とっさにそう思ったが、そんなことをツキがする必要がない。
それにツキはとにかく他人に興味がないから、そんなことはありえないだろう。
「そっか」
そっけない返事をした後、ツキが何か言っていた気がする。
「心配くらいするでしょ…」
ボソッとツキが言った事に、私は気がつかなかった。
***
ッキ!
約1時間後に車が停まった…つまり目的地についたようだ。
「そう言えば私、目的地がどこか知らないわ。迎えに行くとしか言われてないから…」
すぐそばにいたツキに、とりあえず疑問を投げかけてみる。
一瞬嫌そうにしたが、ひとりで納得したようにうなずいてから答えてくれた。
「スカイ学園の寮。僕達は3階の部屋だって」
「?“僕達”って…みんな同じ部屋なの?」
寮っていうのはひとり1部屋だと思っていた。
それに、年頃の男女が同じ部屋っていうのも不思議だ。
「そうだってよ。

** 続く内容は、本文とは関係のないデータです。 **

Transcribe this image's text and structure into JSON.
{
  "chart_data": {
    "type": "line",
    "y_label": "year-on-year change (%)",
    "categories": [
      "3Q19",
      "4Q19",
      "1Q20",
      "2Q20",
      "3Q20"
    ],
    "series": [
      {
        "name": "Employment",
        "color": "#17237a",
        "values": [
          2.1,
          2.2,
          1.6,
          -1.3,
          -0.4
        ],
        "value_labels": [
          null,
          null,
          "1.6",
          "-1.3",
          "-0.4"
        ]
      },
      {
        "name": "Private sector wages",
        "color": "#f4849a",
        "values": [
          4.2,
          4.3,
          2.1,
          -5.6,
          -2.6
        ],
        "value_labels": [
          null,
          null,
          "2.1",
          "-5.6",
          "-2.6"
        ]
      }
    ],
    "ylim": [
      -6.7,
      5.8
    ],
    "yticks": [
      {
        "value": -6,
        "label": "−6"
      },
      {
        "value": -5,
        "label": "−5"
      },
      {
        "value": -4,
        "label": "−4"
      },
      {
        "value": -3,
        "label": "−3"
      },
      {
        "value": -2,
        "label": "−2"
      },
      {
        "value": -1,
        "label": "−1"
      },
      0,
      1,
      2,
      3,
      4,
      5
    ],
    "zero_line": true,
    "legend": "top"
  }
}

まあ、個人部屋が1人1人あるみたいだし安心して」
「えっ?!あ、うん!」
今のは本当に焦った。
感情を出さぬよう教わってきたので、なかなか私の心を読める人物などいないから。
それにしても、動揺しすぎた。
あんなにも感情を出したのは何年ぶりだろうかと思うほどに。
「おーい!こっちこっち!」
寮の方から、誰かを呼んでいるような声が聞こえた。
まだ寮へは距離があるので、そこに立っている人物の顔はよく見えない。
しかし、今の声から察するに…。
「「ユウうるさ」」
私とツキの声が重なり、顔を見合わせる。
その時見た表情は一度も忘れた事がない。
ツキが私に初めて見せてくれたのは、とても穏やかで優しい笑顔だった。